Last week was the beginning of the second half of Systems Thinking. No more causal loop diagrams, and this course won’t cover quantitative topics like simulation, so it’s all concepts and descriptions from here. So far this semester, I’ve given examples of systems describing pretty simple stories: a few moving parts, clear goals, defined interactions, etc. Last week I talked about how life is significantly more complex than non-living nature, in ways that quickly violate this simplicity. The language of Complex Adaptive Systems gives a way to describe this intuition and the common elements of these living systems.

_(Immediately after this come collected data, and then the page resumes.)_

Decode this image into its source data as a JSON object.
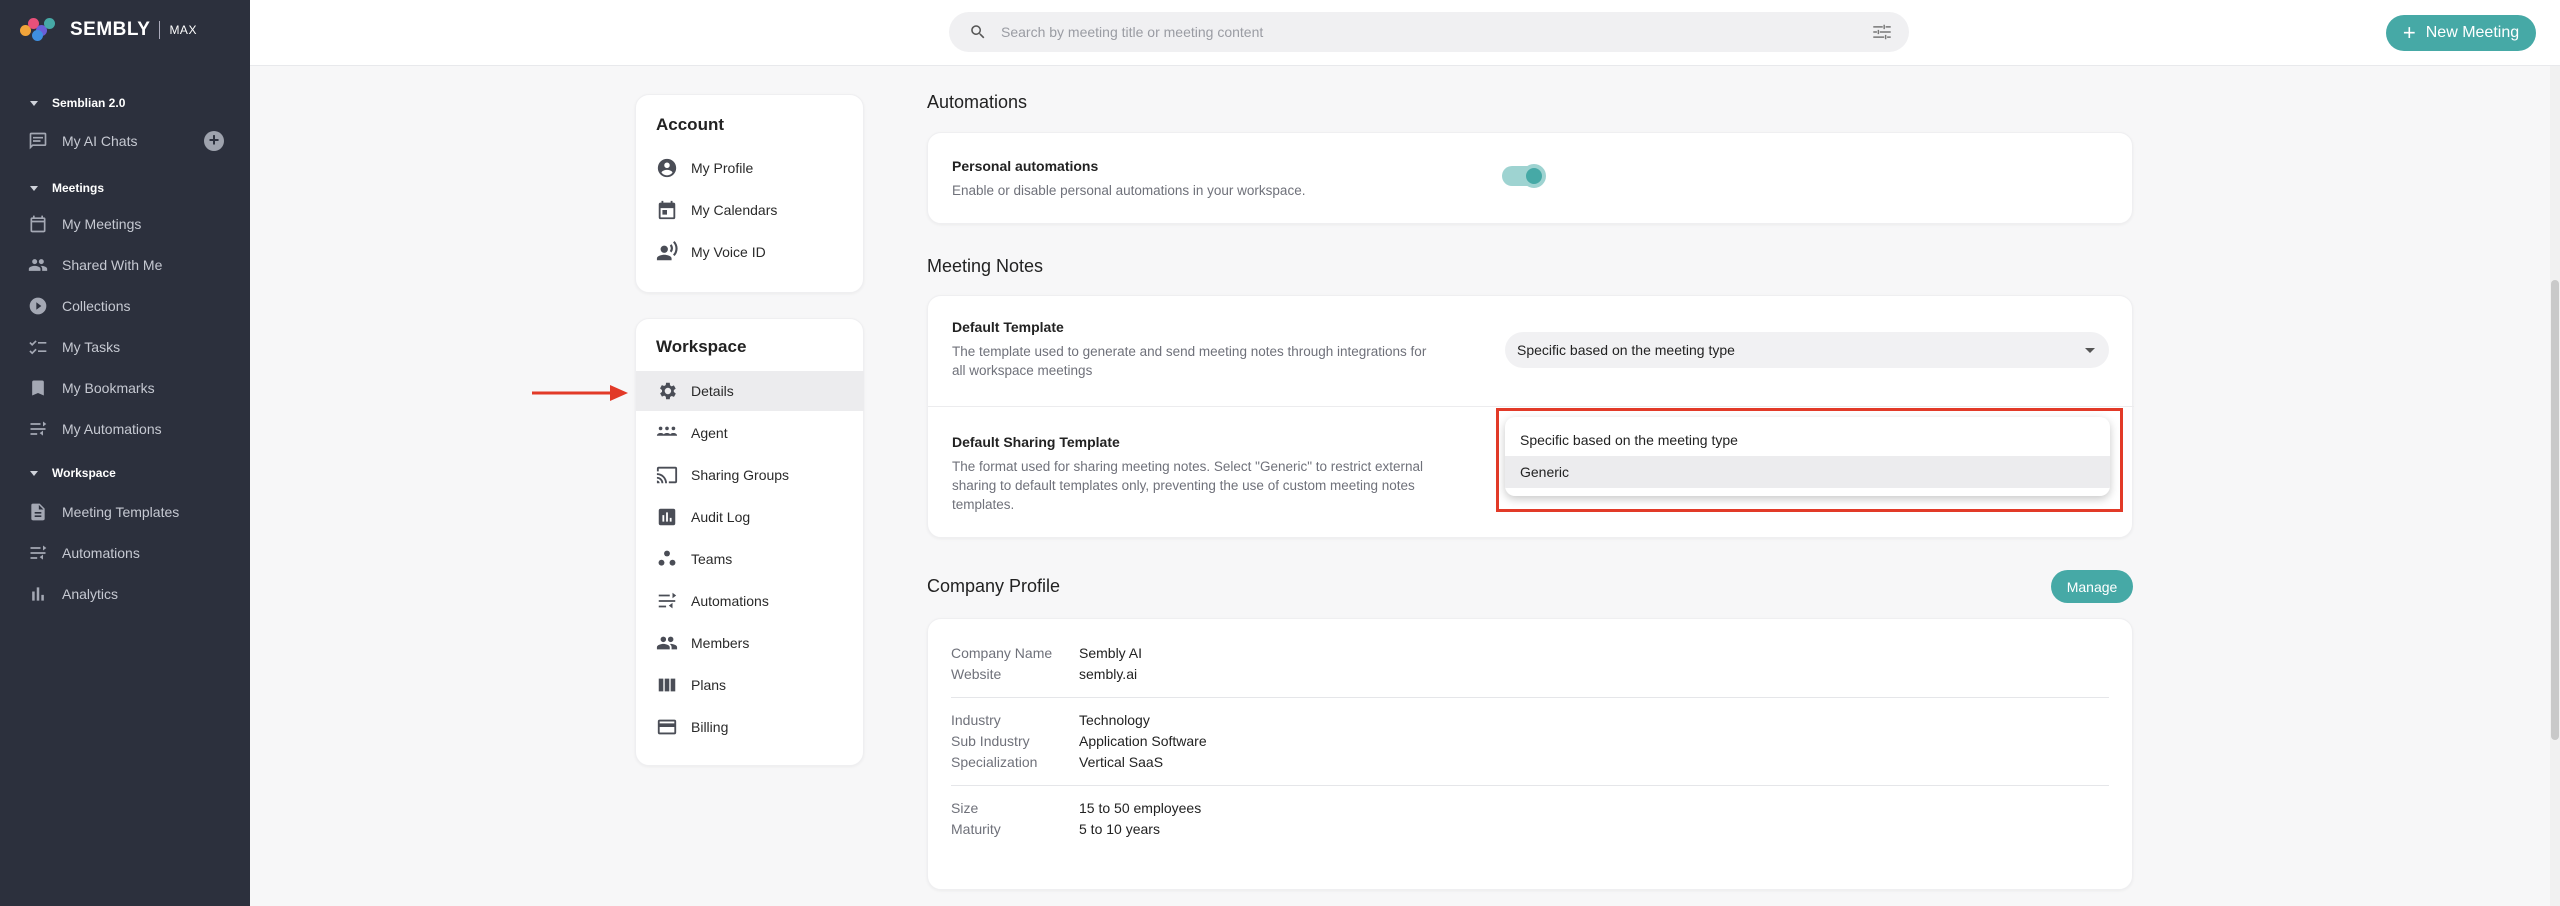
{
  "brand": {
    "name": "SEMBLY",
    "tier": "MAX"
  },
  "sidebar": {
    "sections": [
      {
        "label": "Semblian 2.0"
      },
      {
        "label": "Meetings"
      },
      {
        "label": "Workspace"
      }
    ],
    "items": [
      {
        "label": "My AI Chats",
        "icon": "chat-icon"
      },
      {
        "label": "My Meetings",
        "icon": "calendar-icon"
      },
      {
        "label": "Shared With Me",
        "icon": "people-icon"
      },
      {
        "label": "Collections",
        "icon": "play-circle-icon"
      },
      {
        "label": "My Tasks",
        "icon": "checklist-icon"
      },
      {
        "label": "My Bookmarks",
        "icon": "bookmark-icon"
      },
      {
        "label": "My Automations",
        "icon": "automation-icon"
      },
      {
        "label": "Meeting Templates",
        "icon": "document-icon"
      },
      {
        "label": "Automations",
        "icon": "automation-icon"
      },
      {
        "label": "Analytics",
        "icon": "bar-chart-icon"
      }
    ]
  },
  "topbar": {
    "search_placeholder": "Search by meeting title or meeting content",
    "new_meeting_label": "New Meeting"
  },
  "settings_nav": {
    "account_title": "Account",
    "account_items": [
      {
        "label": "My Profile"
      },
      {
        "label": "My Calendars"
      },
      {
        "label": "My Voice ID"
      }
    ],
    "workspace_title": "Workspace",
    "workspace_items": [
      {
        "label": "Details"
      },
      {
        "label": "Agent"
      },
      {
        "label": "Sharing Groups"
      },
      {
        "label": "Audit Log"
      },
      {
        "label": "Teams"
      },
      {
        "label": "Automations"
      },
      {
        "label": "Members"
      },
      {
        "label": "Plans"
      },
      {
        "label": "Billing"
      }
    ]
  },
  "automations": {
    "title": "Automations",
    "personal_title": "Personal automations",
    "personal_desc": "Enable or disable personal automations in your workspace.",
    "enabled": true
  },
  "meeting_notes": {
    "title": "Meeting Notes",
    "default_template_title": "Default Template",
    "default_template_desc_1": "The template used to generate and send meeting notes through integrations for",
    "default_template_desc_2": "all workspace meetings",
    "default_template_value": "Specific based on the meeting type",
    "sharing_template_title": "Default Sharing Template",
    "sharing_template_desc_1": "The format used for sharing meeting notes. Select \"Generic\" to restrict external",
    "sharing_template_desc_2": "sharing to default templates only, preventing the use of custom meeting notes",
    "sharing_template_desc_3": "templates.",
    "options": [
      "Specific based on the meeting type",
      "Generic"
    ]
  },
  "company_profile": {
    "title": "Company Profile",
    "manage_label": "Manage",
    "company_name_label": "Company Name",
    "company_name": "Sembly AI",
    "website_label": "Website",
    "website": "sembly.ai",
    "industry_label": "Industry",
    "industry": "Technology",
    "sub_industry_label": "Sub Industry",
    "sub_industry": "Application Software",
    "specialization_label": "Specialization",
    "specialization": "Vertical SaaS",
    "size_label": "Size",
    "size": "15 to 50 employees",
    "maturity_label": "Maturity",
    "maturity": "5 to 10 years"
  },
  "colors": {
    "accent": "#46a9a6",
    "sidebar_bg": "#2c303d",
    "highlight": "#e23a28"
  }
}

Living and cultural systems are made up of huge numbers of interconnected balancing and reinforcing loops that lead to their emergent behavior and their ability both to be stable and to change. As the amount of complexity in a system increases, the system goes from stable/inert/dead (think a box of rocks) to periodic (like the Earth orbiting the sun or the emissions of pulsars) to chaotic (weather systems, fluid dynamics, TikTok trend emergence). As summarized in Stephen Lansing’s great introduction to the topic, there’s a narrow band between periodic and chaotic systems where complexity can emerge - Christopher Langton called it the “edge of chaos”1, and provides the following conceptual diagram showing the relationship between these based on their propensity to move to active states (represented by the parameter λ):

That is to say, if you feel like your life is precariously teetering on a tiny sliver of ground between absolute tedium on one side and a descent into cosmic chaos on the other: congratulations, you’re doing it right!2
Characteristics of Complex Adaptive Systems
There’s a consensus view in the literature about the key attributes of Complex Adaptive Systems:
They are self-stabilizing, finding ways to maintain their physical/chemical/social/emotional/financial state. People who are cold will automatically start shivering, but they might also start moving around, turn up the thermostat, or put on a sweater.

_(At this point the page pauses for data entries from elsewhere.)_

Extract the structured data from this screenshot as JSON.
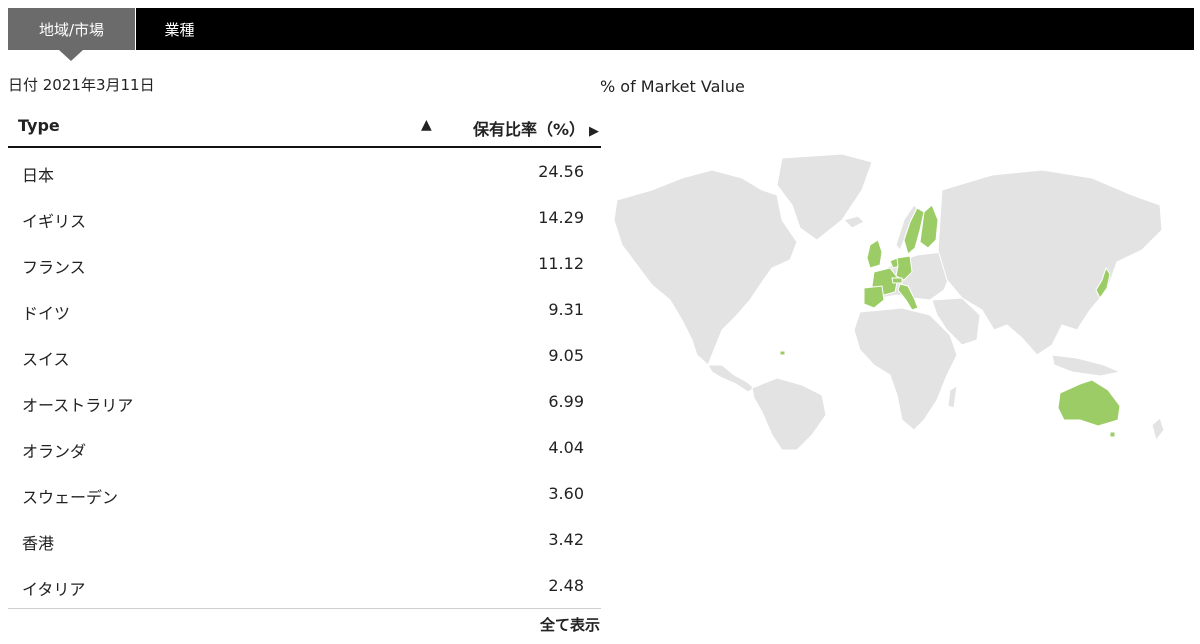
{
  "tabs": {
    "region": "地域/市場",
    "sector": "業種"
  },
  "date_label": "日付 2021年3月11日",
  "table": {
    "col_type": "Type",
    "sort_asc_icon": "▲",
    "col_pct": "保有比率（%）",
    "pct_arrow": "▶",
    "rows": [
      {
        "name": "日本",
        "value": "24.56"
      },
      {
        "name": "イギリス",
        "value": "14.29"
      },
      {
        "name": "フランス",
        "value": "11.12"
      },
      {
        "name": "ドイツ",
        "value": "9.31"
      },
      {
        "name": "スイス",
        "value": "9.05"
      },
      {
        "name": "オーストラリア",
        "value": "6.99"
      },
      {
        "name": "オランダ",
        "value": "4.04"
      },
      {
        "name": "スウェーデン",
        "value": "3.60"
      },
      {
        "name": "香港",
        "value": "3.42"
      },
      {
        "name": "イタリア",
        "value": "2.48"
      }
    ],
    "show_all": "全て表示"
  },
  "map": {
    "title": "% of Market Value",
    "land_color": "#e3e3e3",
    "highlight_color": "#9ccc65"
  }
}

They are purposeful, pursuing explicit and implicit goals, and they use information as feedback to modify their behavior in that pursuit. This is basically a description of intelligence, and it can operate at multiple levels: the system as a whole might be directed by an authority with explicit goals, but it’s also possible that the system goals are the byproduct of the action of individual agents toward their own goals; for example, a sports league where every team is working to win every game leads to adaptive strategies at the team level, but also creates a system-level goal of more exciting games, which the league can support via salary caps, trading regimes, etc.

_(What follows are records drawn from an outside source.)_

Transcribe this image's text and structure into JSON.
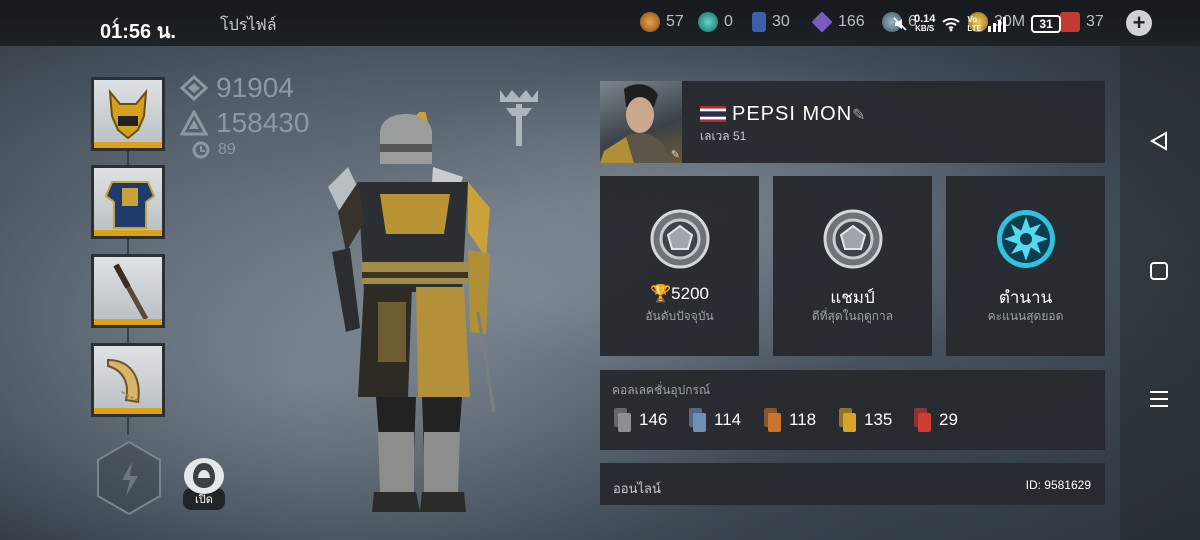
{
  "status_bar": {
    "time": "01:56 น.",
    "net_speed": "0.14",
    "net_unit": "KB/S",
    "volte": "Vo LTE",
    "battery": "31"
  },
  "header": {
    "back_icon": "back-arrow-icon",
    "title": "โปรไฟล์"
  },
  "currencies": [
    {
      "icon": "coin-icon",
      "value": "57",
      "color": "#c47a2c"
    },
    {
      "icon": "gem-icon",
      "value": "0",
      "color": "#2aa89b"
    },
    {
      "icon": "card-icon",
      "value": "30",
      "color": "#3b5fa8"
    },
    {
      "icon": "crystal-icon",
      "value": "166",
      "color": "#7a5bbf"
    },
    {
      "icon": "time-shard-icon",
      "value": "6",
      "color": "#6e8a99"
    },
    {
      "icon": "gold-icon",
      "value": "30M",
      "color": "#d2a92a"
    },
    {
      "icon": "ruby-icon",
      "value": "37",
      "color": "#c23b33"
    }
  ],
  "left": {
    "power_value": "91904",
    "power2_value": "158430",
    "level_value": "89",
    "open_label": "เปิด"
  },
  "profile": {
    "name": "PEPSI   MON",
    "level_label": "เลเวล 51"
  },
  "ranks": [
    {
      "value": "5200",
      "sub": "อันดับปัจจุบัน",
      "has_trophy": true
    },
    {
      "value": "แชมป์",
      "sub": "ดีที่สุดในฤดูกาล",
      "has_trophy": false
    },
    {
      "value": "ตำนาน",
      "sub": "คะแนนสุดยอด",
      "has_trophy": false
    }
  ],
  "collection": {
    "title": "คอลเลคชั่นอุปกรณ์",
    "items": [
      {
        "value": "146",
        "color": "#8c9095"
      },
      {
        "value": "114",
        "color": "#6f8fb8"
      },
      {
        "value": "118",
        "color": "#c8752d"
      },
      {
        "value": "135",
        "color": "#d7a427"
      },
      {
        "value": "29",
        "color": "#cf3a33"
      }
    ]
  },
  "footer": {
    "online": "ออนไลน์",
    "player_id": "ID: 9581629"
  }
}
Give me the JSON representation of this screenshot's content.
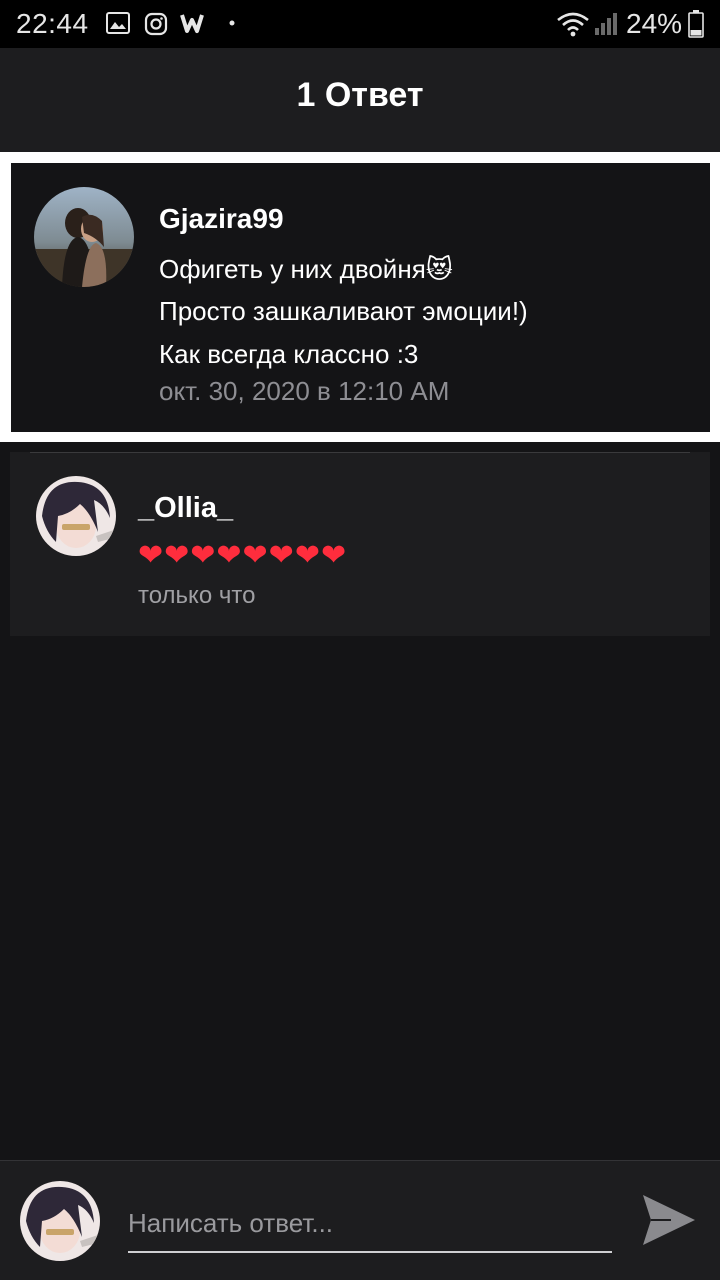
{
  "status_bar": {
    "time": "22:44",
    "battery": "24%",
    "icons": [
      "gallery-icon",
      "instagram-icon",
      "webtoon-icon",
      "dot-icon",
      "wifi-icon",
      "signal-icon",
      "battery-icon"
    ]
  },
  "header": {
    "title": "1 Ответ"
  },
  "parent_comment": {
    "avatar": "avatar",
    "username": "Gjazira99",
    "lines": [
      "Офигеть у них двойня😻",
      "Просто зашкаливают эмоции!)",
      "Как всегда классно :3"
    ],
    "timestamp": "окт. 30, 2020 в 12:10 AM"
  },
  "reply": {
    "avatar": "avatar",
    "username": "_Ollia_",
    "text": "❤❤❤❤❤❤❤❤",
    "timestamp": "только что"
  },
  "composer": {
    "placeholder": "Написать ответ...",
    "send_icon": "send-icon"
  },
  "colors": {
    "background": "#141416",
    "card": "#1d1d1f",
    "highlight_border": "#ffffff",
    "heart": "#ff2d3d",
    "secondary_text": "#8e8e93"
  }
}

They modify their environment to adapt it to their purpose. Societies looking for places to live have drained wetlands, states looking to make travel more reliable have graded and paved roads, and companies trying to extract coal have blown up mountains. Ants digging an anthill and beavers building a dam show that this isn’t just an attribute of human systems.
In addition, they are capable of replicating, maintaining, repairing, and reorganizing themselves. Sexual and asexual reproduction are the most basic forms of replication, but expansion teams and kids moving out and starting their own families also qualify. Companies conduct annual training to maintain quality, and rehire positions when people leave. People read books and go to therapy to learn new ideas that can lead to better outcomes. Cities that experience flooding can build new infrastructure and assist people in rebuilding or relocating.
Lastly, these systems exhibit emergent behavior, where individual actions and the structure of interactions lead to novel and unexpected outcomes in the aggregate. A simple example is the way that a school of fish, each following pretty simple rules of movement, form what appears to be a single superorganism. The way that the rules of the US electoral system, built by people trying to avoid dividing the country up into factions, led almost immediately to a remarkably stable two-party system, is a more subtle example.
Artificial Complexity
Complex Adaptive Systems in the real world tend to be big and complicated: understanding the moving parts of even a single-celled organism is a specialized endeavor. However, in computer simulation, real-world obstacles like changing temperatures can be removed and the minimal requirements for complexity can be explored. The most famous of these attempts is probably Conway’s Game of Life. All that’s needed is a grid of squares that can be “on” or “off”, and two rules: in the next turn of the simulation, “on” cells turn off unless they have exactly two or three neighboring “on” cells, and “off” cells turn on if they have exactly three “on” neighbors. These rules can create stable cyclic patterns, but also pass information or continuously create new components. This can provide a good way to learn hands-on about how little it can take for complexity to emerge. The adaptation of living systems, however, requires lots of connected layers of complexity, in the same way that LLMs are able to produce surprising and novel content, but none of the experiments with AI agents using just LLMs as the thinking/planning layer have gone very far3.
It looks like Norman Packard may be the one responsible for actually coining the term in 1988.
From a quick Google search, it looks like nobody written this self-help book yet, but I think it could be a hit. Suggested title: Complex: How the Science of Everything Can Transform Your Life and Relationships. If you beat me to it, please just acknowledge me for launching your writing career with a throwaway joke.
I’m aware that some of the best minds of this generation are currently working on the agent problem. I don’t doubt that it will be solved, but I don’t think it will be by just scaling up the number of parameters, which is my main point: additional layers of controls will be needed to bring order to where it’s too chaotic, and more creativity to where it gets stuck.